10 Unusual Genetic Conditions That Exist Only in Humans

It’s true that two people are very different in every way. They look different, think different, act different and talk different. Our genes are responsible for creating a difference yet creating similarities within individuals. But sometimes our gene behaves in an abnormal way that leads to mutation causing unusual genetic conditions in humans. Here are the list of 10 genetic conditions that exist only in humans.

1. Progeria

This is a very rare genetic condition which shows no mercy. Progeria is also known as ” Hutchinson-Gilford”. The characteristics of this disease is accelerated aging. This is a very rare disease and effects 1 in a million live birth. The life span of child diagnosed with this disease is very short, children die around the age of 14. Progeria is caused due to mutation in LMNA gene which is an essential protein supporting nucleus. Most children die of stroke or a major heart attack.

2. Uner Tan Syndrome

One of the feature of this syndrome is that people walk with all 4 limbs. This type of mutation was discovered first by Uner Tan, a Turkish biologist. Primitive speech, underdeveloped brain and walking with all 4 limbs are the typical features of people suffering with Uner Tan Syndrome.

3. Hypertrichosis

Hypertrichosis is also known as “werewolf syndrome” meaning that excessive unwanted hair grows around ears, face hands and legs. It is a very rare genetic condition as it merely effects 1 in a billion. Experts says that this genetic condition is due to chromosome rearrangement at fetus.

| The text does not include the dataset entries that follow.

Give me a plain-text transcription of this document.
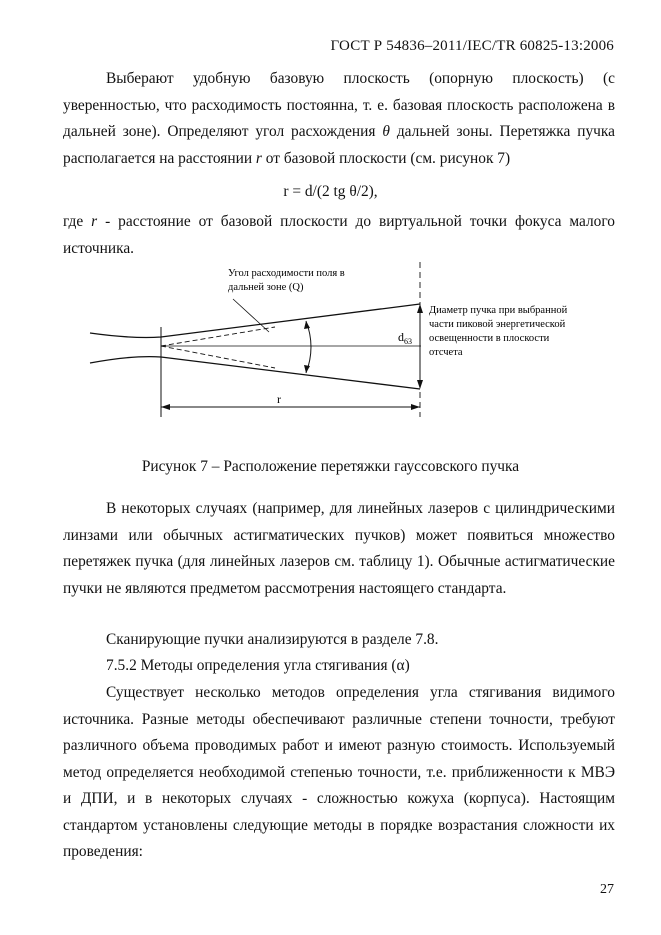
ГОСТ Р 54836–2011/IEC/TR 60825-13:2006

Выберают удобную базовую плоскость (опорную плоскость) (с уверенностью, что расходимость постоянна, т. е. базовая плоскость расположена в дальней зоне). Определяют угол расхождения θ дальней зоны. Перетяжка пучка располагается на расстоянии r от базовой плоскости (см. рисунок 7)

r = d/(2 tg θ/2),

где r - расстояние от базовой плоскости до виртуальной точки фокуса малого источника.

Угол расходимости поля в
дальней зоне (Q)
Диаметр пучка при выбранной
части пиковой энергетической
освещенности в плоскости
отсчета
$d_{63}$
r
Рисунок 7 – Расположение перетяжки гауссовского пучка

В некоторых случаях (например, для линейных лазеров с цилиндрическими линзами или обычных астигматических пучков) может появиться множество перетяжек пучка (для линейных лазеров см. таблицу 1). Обычные астигматические пучки не являются предметом рассмотрения настоящего стандарта.

Сканирующие пучки анализируются в разделе 7.8.

7.5.2 Методы определения угла стягивания (α)

Существует несколько методов определения угла стягивания видимого источника. Разные методы обеспечивают различные степени точности, требуют различного объема проводимых работ и имеют разную стоимость. Используемый метод определяется необходимой степенью точности, т.е. приближенности к МВЭ и ДПИ, и в некоторых случаях - сложностью кожуха (корпуса). Настоящим стандартом установлены следующие методы в порядке возрастания сложности их проведения:

27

4. Epidermodysplasia Verruciformis

People suffering from Epidermodysplasia Verruciformis are prone to HPV infection. HPV refers to human papillomavirus. This infection causes scales to grow all around the body. The scales slowly turns into tumors and lesions. There is no any treatment for this deadly mutation and sadly the person dies of this genetic dysfunction.

5. Severe Combined Immunodeficiency Disorder (SCID)

Severe Combined Immunodeficiency Disorder is a genetic disorder which causes body immune system to weaken. People with this disorder are prone to any air borne disease, infections and disease. The film “The boy in the Plastic bubble” shows the life of David Vetter who was born with this disease. He died of bone marrow disorder. Complete sterilization for 24 hours is required to keep the patient alive although the life span of person with this disease is very short.

6. Ectrodactyly

Another name of this disease is lobster claw hand meaning disorder with toe or middle finger.

7. Proteus Syndrome

People with this genetic disorder have skins, tissues and bones growing asymmetrically on the left and right part of the body. People also have hearing loss and impaired brain.

8. Lesch–Nyhan Syndrome

Affecting 1 in every 380,000 birth, this disorder is characterized by biting of finger, banging of head and other self destructing behaviors. This syndrome effects mainly boys and also suffer from stones in kidney and bladder.

9. Marfan Syndrome

Typical characteristics of Marfan Syndrome are obsessive tall height, long toes, long limbs & finger and heart disorders. The mutation is mainly associated with disorder in connective tissue of the body. The internal structure of hands and limbs are distorted.

10. Trimethylaminuria

A pungent irritating smell like that of urine or rotten fish comes from the body of people suffering with this disease. This genetic disorder mainly effects women. As rotten fish like smell comes from the body of the person, thus, this is also known as Rotten Fish Disorder Syndrome. The body order seems to peak after taking oral pills or menstruation.